Wells pauses his critique briefly on pp. 42-44 to identify two good motives that guide some marketers. First, many churches are rightly concerned that the evangelical faith has stagnated, if not declined, in America over the past thirty years. Many surveys by Gallup and Barna confirm this. (As does the 2007 ACP.) Second, churches are called by God to engage their culture; it would be insensitive to disregard the felt needs and perceptions of first-time visitors. But after this short "cease-fire," Wells reloads his weapon and says "despite these two main virtues," the seeker-church model is built on "naivete" that is "breathtakingly unrealistic and untrue" (p. 44).
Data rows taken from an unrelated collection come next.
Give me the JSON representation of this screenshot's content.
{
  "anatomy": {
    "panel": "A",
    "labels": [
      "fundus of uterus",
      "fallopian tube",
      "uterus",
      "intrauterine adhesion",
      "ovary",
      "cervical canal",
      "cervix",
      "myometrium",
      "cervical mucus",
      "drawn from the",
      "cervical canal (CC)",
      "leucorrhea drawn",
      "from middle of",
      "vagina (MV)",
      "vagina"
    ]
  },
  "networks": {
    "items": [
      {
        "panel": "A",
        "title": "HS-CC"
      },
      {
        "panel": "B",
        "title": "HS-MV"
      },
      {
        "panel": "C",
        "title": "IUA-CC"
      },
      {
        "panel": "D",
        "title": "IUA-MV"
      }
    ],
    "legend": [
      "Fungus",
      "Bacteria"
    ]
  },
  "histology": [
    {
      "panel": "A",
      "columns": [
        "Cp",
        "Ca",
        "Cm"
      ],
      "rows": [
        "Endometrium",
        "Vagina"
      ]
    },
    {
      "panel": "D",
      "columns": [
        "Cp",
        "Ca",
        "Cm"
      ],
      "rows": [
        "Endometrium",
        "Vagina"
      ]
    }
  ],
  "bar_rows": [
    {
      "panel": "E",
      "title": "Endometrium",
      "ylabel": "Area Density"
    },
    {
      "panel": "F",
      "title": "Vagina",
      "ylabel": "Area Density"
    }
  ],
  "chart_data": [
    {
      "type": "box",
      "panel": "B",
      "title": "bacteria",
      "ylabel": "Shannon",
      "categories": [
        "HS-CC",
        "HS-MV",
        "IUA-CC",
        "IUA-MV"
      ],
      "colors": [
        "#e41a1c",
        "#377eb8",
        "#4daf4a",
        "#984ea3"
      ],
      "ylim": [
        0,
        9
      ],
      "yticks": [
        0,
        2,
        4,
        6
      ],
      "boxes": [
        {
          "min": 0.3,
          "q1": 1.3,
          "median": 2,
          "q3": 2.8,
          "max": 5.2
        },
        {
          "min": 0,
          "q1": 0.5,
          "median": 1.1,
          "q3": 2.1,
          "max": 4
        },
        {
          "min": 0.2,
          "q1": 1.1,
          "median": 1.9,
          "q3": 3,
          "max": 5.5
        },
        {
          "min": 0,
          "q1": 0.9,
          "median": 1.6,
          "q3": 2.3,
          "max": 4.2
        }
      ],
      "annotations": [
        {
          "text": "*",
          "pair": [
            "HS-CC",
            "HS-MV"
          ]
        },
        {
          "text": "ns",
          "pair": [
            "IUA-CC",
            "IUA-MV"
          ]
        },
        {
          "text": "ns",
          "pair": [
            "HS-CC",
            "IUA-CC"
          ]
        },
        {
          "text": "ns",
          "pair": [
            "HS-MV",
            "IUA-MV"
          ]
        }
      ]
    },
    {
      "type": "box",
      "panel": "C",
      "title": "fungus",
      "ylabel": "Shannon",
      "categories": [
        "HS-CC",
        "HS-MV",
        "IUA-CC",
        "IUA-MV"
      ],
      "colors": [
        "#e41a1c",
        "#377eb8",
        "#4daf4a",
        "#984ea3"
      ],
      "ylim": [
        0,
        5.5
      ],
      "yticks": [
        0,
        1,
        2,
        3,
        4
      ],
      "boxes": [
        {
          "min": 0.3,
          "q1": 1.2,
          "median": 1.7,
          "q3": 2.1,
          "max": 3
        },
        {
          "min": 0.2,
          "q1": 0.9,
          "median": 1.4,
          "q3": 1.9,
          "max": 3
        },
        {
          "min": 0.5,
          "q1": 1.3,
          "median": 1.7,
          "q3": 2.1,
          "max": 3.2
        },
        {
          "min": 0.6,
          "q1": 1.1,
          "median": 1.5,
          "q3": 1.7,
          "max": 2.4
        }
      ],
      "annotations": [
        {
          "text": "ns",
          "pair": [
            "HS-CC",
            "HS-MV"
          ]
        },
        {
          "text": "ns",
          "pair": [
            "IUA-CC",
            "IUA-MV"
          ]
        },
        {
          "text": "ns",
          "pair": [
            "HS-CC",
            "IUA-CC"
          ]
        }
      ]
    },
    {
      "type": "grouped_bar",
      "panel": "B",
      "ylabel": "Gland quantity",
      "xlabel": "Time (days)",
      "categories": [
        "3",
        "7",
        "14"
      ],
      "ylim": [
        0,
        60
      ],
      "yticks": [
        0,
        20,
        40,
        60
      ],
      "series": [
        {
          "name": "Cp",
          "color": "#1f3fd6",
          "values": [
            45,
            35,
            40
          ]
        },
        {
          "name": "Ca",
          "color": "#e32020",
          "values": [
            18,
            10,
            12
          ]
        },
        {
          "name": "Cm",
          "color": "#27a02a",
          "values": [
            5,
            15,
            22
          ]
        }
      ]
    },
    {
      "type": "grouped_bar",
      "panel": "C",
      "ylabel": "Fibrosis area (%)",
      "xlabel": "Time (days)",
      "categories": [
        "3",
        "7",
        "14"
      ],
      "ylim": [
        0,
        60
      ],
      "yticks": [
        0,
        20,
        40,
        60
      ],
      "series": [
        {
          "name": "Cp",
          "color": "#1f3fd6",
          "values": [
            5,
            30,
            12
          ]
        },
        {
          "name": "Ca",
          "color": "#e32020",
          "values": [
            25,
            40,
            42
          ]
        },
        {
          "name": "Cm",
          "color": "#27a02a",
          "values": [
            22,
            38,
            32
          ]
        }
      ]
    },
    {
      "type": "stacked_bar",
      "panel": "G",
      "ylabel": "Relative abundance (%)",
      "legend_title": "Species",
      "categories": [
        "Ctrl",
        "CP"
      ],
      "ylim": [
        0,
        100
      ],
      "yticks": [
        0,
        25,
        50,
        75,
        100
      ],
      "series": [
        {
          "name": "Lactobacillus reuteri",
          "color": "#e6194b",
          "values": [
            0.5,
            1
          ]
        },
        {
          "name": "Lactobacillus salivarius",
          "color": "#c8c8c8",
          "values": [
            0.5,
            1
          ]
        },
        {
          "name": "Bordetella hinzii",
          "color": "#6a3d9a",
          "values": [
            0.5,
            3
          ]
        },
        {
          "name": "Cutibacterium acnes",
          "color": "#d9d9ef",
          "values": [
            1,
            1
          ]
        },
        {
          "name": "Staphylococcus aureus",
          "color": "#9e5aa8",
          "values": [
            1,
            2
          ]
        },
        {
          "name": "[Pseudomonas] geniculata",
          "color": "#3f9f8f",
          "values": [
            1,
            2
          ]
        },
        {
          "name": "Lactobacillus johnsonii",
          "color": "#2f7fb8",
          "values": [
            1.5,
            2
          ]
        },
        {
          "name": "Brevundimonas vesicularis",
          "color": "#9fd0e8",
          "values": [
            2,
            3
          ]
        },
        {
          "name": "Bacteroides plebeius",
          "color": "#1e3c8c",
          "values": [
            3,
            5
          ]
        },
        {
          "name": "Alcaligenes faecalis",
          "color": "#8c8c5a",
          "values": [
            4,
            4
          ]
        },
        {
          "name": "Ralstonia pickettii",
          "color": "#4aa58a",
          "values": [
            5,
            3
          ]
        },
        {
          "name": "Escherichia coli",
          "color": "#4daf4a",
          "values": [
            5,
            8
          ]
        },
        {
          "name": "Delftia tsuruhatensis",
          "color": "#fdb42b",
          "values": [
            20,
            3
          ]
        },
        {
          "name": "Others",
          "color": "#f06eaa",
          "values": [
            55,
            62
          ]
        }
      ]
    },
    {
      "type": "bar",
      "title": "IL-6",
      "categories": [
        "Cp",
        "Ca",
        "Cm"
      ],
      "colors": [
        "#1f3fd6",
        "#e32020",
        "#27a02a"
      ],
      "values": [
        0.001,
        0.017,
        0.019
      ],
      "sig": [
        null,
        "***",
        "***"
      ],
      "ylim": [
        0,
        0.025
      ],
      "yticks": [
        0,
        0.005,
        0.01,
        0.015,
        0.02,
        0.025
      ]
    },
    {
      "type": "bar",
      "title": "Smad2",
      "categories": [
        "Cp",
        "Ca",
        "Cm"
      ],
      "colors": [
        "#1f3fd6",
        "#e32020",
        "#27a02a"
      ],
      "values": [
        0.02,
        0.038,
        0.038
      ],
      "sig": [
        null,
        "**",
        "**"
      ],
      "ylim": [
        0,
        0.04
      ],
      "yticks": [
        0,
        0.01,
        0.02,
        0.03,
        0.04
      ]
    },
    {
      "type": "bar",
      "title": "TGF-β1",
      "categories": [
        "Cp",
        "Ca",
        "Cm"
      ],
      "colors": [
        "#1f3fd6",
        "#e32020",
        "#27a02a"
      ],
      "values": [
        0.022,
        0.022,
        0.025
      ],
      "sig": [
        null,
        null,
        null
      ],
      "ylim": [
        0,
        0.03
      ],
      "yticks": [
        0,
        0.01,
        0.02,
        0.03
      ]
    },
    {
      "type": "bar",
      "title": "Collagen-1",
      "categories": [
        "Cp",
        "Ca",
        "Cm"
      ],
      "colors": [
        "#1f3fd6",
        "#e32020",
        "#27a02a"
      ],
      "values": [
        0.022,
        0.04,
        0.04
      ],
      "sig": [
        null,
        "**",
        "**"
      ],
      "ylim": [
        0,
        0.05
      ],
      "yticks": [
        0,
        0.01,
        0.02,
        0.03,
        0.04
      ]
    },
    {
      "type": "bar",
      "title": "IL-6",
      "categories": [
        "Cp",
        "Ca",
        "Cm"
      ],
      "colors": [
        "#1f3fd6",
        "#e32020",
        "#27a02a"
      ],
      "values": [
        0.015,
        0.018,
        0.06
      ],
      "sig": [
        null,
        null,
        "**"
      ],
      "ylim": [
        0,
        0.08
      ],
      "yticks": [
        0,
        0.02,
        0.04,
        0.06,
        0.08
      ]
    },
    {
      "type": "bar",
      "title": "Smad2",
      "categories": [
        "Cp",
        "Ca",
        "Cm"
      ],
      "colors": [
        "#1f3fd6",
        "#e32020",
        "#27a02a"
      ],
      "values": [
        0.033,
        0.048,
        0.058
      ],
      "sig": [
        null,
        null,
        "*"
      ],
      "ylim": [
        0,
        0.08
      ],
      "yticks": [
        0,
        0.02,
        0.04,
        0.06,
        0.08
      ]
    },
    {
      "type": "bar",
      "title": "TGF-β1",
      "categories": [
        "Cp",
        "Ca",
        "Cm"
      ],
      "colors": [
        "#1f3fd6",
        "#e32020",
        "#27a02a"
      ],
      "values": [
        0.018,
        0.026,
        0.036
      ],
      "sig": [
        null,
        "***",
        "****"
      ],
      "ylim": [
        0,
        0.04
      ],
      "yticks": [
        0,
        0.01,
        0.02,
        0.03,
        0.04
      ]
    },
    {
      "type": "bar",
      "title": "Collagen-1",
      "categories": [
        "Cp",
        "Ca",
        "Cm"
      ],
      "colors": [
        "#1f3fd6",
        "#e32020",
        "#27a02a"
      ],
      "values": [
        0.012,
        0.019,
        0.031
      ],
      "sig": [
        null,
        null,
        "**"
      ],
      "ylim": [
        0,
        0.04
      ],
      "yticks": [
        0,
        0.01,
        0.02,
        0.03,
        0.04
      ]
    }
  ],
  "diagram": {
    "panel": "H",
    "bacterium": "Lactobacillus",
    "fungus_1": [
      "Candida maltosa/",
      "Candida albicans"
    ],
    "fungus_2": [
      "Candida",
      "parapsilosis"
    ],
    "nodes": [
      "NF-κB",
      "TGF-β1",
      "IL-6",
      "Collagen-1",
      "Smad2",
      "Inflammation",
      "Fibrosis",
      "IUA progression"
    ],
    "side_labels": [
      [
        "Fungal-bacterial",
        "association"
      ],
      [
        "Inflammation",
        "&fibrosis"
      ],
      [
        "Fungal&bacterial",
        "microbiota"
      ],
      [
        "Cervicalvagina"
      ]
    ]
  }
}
It seems to me there are two great problems with the market-driven church:

  • First, this model gives authority to the consumer rather than to Holy Scripture. Wells says, "All consumers, we need to remember, are sovereign, and the consuming impulse, once it enters a church, makes individual preferences the deciding factor, the driving factor in what that church becomes. These preferences become the standard by which the church is measured" (p. 38). No longer is success measured by God's Word. No longer are decisions made by a plurality of wise and godly leaders. Everything is dictated by the felt needs and fickle demands of the people in the pew. This is the exact opposite of what Paul instructed Timothy in 2 Tim. 4:2-3.
  • Second, this model de-emphasizes the importance of doctrinal truth and a biblical worldview. "What we have here are churches reconfigured around evangelism that abandon much of the fabric of biblical faith to succeed...Here is a methodology for success that can succeed with very little truth; indeed, its success seems to depend on not showing much truth" (pp. 51-52). And why is this such a problem? Because the gospel is not a product to be consumed, but a command to be obeyed. "The gospel calls us not to use it but to submit to the God of the universe through his Son. A methodology for success that circumvents issues of truth is one that will rapidly emancipate itself from biblical Christianity or, to put it differently, will rapidly eviscerate biblical faith" (p. 52). We cannot downplay doctrine without compromising the gospel message itself.
For next Wednesday, please read chapter three, "Truth." In the mean time, please share your thoughts and impressions about chapter two by leaving a comment below. I really enjoyed those of you who left comments last week. This is a great iron-sharpening process.


  1. Thank you for the summary of the book. The author makes a great observation when he calls church-shoppers "consumers". The scary thing is, since people are shopping for things that appeal to them in the service and church, like music, they also tend to shop for sermon topics. And if a pastor preaches the Truth, which convicts, they go shopping somewhere else for less uncomfortable "truth". This leads to "shopping" around in the Bible for what they want to hear for their lives, and don't "shop" in the parts of the Bible that would call them to surrender their lives, rights, comforts and take up the cross with Jesus.
    Thanks again. John

  2. I wonder how Jeremiah would have faired among the church shoppers. Hosea? Isaiah?

    The only mega-successful prophet by today's standards was Jonah -- and he was mad when the crowd repented!

    I committed this year to preaching primarily the Old Testament. This forced me to address books I hadn't previously and topics that were new.